A U.S. senator at the time was even more explicit in promoting the strategy of denying Iranians basic foodstuffs. “It’s okay to take the food out of the mouths of the citizens from a government that’s plotting an attack directly on American soil,” said then-Sen. Mark Kirk (R-Ill.) in reference to sanctions that might impose food shortages on Iranians.
Kirk now serves on the advisory board of UANI, a group that has engaged in a lengthy campaign to pressure all companies, including those engaged in U.S. government licensed humanitarian trade with Iran, to halt their business with the Islamic Republic. (Kirk’s former foreign policy adviser, Richard Goldberg, later went to work at FDD where he promoted military options against Iran. And in an unusual arrangement, he later went to work in Trump’s National Security Council while FDD continued to pay his salary and travel expenses. There Goldberg advocated for an expansive sanctions regime against Iran.)
UANI applauded the Trump administration’s “maximum pressure” strategy for “wreaking maximum havoc on Iran’s economy” Its CEO Mark Wallace, endorsed “economic isolation … to the point of being unbearable.”
Indeed, both UANI and FDD’s fondness for imposing collective punishment on Iranian civilians in order to pressure Iran’s leadership to make concessions on its nuclear program is also reflected in statements from some of their biggest donors.
GOP and Trump megadonor Sheldon Adelson contributed at least $1.5 million to FDD by 2011 (FDD claims he is no longer a funder) and contributed nearly one-third of UANI’s 2013 budget, sending $500,000 to the group.
Adelson told an audience at Yeshiva University in October 2013 that Obama should launch a preventive nuclear attack on a swath of uninhabited Iranian desert and threaten that Iran will be “wiped out” if the country’s leadership doesn’t dismantle their nuclear program.

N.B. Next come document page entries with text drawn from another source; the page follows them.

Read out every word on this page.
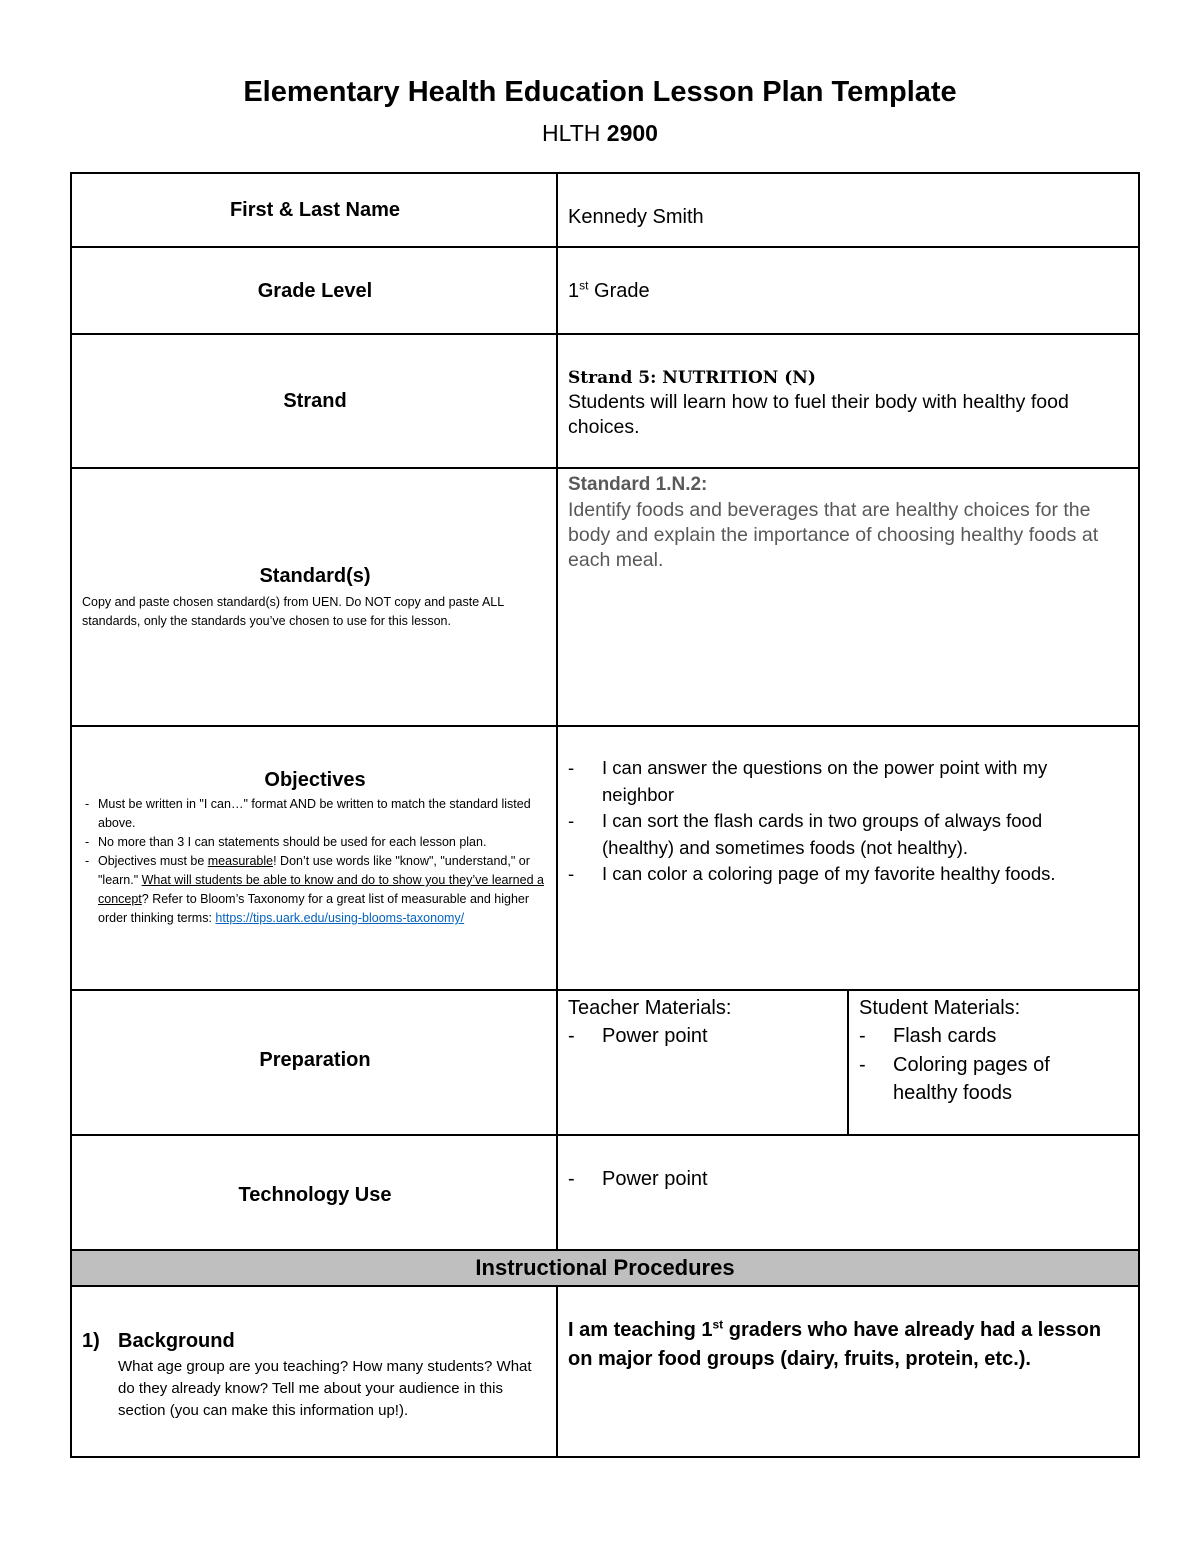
Elementary Health Education Lesson Plan Template
HLTH 2900
First & Last Name	Kennedy Smith
Grade Level	1st Grade
Strand
Strand 5: NUTRITION (N)
Students will learn how to fuel their body with healthy food choices.
Standard(s)
Copy and paste chosen standard(s) from UEN. Do NOT copy and paste ALL standards, only the standards you’ve chosen to use for this lesson.
Standard 1.N.2:
Identify foods and beverages that are healthy choices for the body and explain the importance of choosing healthy foods at each meal.
Objectives
- Must be written in "I can…" format AND be written to match the standard listed above.
- No more than 3 I can statements should be used for each lesson plan.
- Objectives must be measurable! Don’t use words like "know", "understand," or "learn." What will students be able to know and do to show you they’ve learned a concept? Refer to Bloom’s Taxonomy for a great list of measurable and higher order thinking terms: https://tips.uark.edu/using-blooms-taxonomy/
- I can answer the questions on the power point with my neighbor
- I can sort the flash cards in two groups of always food (healthy) and sometimes foods (not healthy).
- I can color a coloring page of my favorite healthy foods.
Preparation
Teacher Materials:
- Power point
Student Materials:
- Flash cards
- Coloring pages of healthy foods
Technology Use
- Power point
Instructional Procedures
1) Background
What age group are you teaching? How many students? What do they already know? Tell me about your audience in this section (you can make this information up!).
I am teaching 1st graders who have already had a lesson on major food groups (dairy, fruits, protein, etc.).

UANI’s top funder, billionaire Thomas Kaplan, is an investor whose companies have looked to profit from “political unrest” in the Middle East. At UANI’s 2018 conference, Kaplan was presented with a framed Iranian rial by Wallace to recognize his support of UANI and their shared efforts to devalue Iran’s currency.
The calls for economic collapse, military strikes, cheering food shortages, and demanding more “maximum pressure” come at a severe humanitarian cost. But for many in the Trump administration and their allies, that’s precisely the point, which explains why, up until now at least, that President Trump has refused to suspend U.S. sanctions on Iran.
“During last year’s nearly-nationwide flood relief, problems with licenses required for transferring funds to Iran slowed down the relief efforts,” said Far. “The COVID-19 outbreak is more of a serious threat by order of magnitude. There’s a collective responsibility to ensure Iran’s access to resources they need to protect the health of millions of Iranians.”